Tuesday 11 September 2012

Nombre



J'ai rêvé de toi, encore. Ton nom a, cette fois, résonné tellement fort que j'ai entendu son écho en me réveillant. L'ai-je prononcé ? Peu importe, au final. J'ai passé le mur du sommeil, vois-là l'essentiel.

Tu n'es qu'un spectre de plus que je vais traîner comme un boulet de laine, comme une pelote de plomb dans la lumière de l'après-midi d'été, une lumière lourde et coulante comme le mercure.

Alors je vais t'emmener avec moi comme on emmène son ombre, là où je dois aller, cet endroit que tu n'as pas voulu voir.
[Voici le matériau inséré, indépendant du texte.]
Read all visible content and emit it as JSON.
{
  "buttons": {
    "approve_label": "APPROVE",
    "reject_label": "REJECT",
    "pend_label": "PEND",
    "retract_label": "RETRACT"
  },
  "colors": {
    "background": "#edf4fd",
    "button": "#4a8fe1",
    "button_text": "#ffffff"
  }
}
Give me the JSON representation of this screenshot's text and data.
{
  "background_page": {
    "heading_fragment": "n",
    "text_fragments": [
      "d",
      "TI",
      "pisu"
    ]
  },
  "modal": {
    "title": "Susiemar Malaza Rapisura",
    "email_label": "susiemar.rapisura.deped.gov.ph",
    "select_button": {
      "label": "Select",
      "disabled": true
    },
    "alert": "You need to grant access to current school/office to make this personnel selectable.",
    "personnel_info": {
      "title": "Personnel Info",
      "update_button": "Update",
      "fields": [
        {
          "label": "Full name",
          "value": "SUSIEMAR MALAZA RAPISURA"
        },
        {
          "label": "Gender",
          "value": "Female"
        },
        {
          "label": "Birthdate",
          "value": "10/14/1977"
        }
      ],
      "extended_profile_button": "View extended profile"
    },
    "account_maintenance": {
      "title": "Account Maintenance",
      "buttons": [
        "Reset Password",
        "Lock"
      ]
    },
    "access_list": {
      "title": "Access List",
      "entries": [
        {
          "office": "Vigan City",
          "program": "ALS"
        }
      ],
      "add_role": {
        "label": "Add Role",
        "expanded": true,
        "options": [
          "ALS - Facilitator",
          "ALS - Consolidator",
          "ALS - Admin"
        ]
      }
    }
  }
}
Là où le soleil ressemble aux feuilles du gingko biloba. Tu ne seras pas toi, tu ne seras pas là. Seul un vestige de toi comblera la brèche, espacera le vide de ce que tu ne fus pas, gorgera l'aplat de ce que tu fus.

Une existence inattendable, en instance de disparaître. Une passante qui aurait su trahir dès le premier regard. Qui a su, qui sait.

Douée d'une connaissance intime du corps, qui sait exactement quand n'en plus rien espérer, comme si tous les corps étaient strictement égaux, comme si l'esprit de chacun ne pouvait apporter de différence cruciale, être digne d'intérêt.

Tous les gens ne sont pas légitimement moyennables. Sinon nous n'en serions pas là aujourd'hui. Il aurait fallu se souvenir de ce que nous avons en commun : nos réflexes, notre instinct, nos désirs. Tous sont singuliers. Discordants. Tu aurais donc pu percentendre notre musique, avec la même volonté que les abeilles.

Dans la cacophonie des êtres nous étions le vent, l'herbe qui ploie sous lui. Nous étions la course des nuages dans le bruit et la fureur des marées humaines. Nous étions le rêve de la vie éternelle. En une nuit nous avions acquis le pouvoir de la conspiration et la liberté de sourire. En une nuit. Si je n'en avais pas habité d'autres, je n'aurais pas suivi ce bruit de cigale.

J'ai perdu un regard sur la steppe il y a déjà longtemps de cela, je viens d'en perdre un sur la toundra, avec toi. Ne me reste plus qu'un dernier regard sur le désert, et je serai là où personne ne pensera à venir me chercher. On me pensera simplement égaré parce que je n'aurai pas laissé de lettre. Alors que je n'ai jamais su écrire.

Je serai perdu, tout simplement, marchant mains entrelacées avec l'ombre de tes jours de feu dévastant les dunes et l'écho de ton nom pour seul lever de soleil.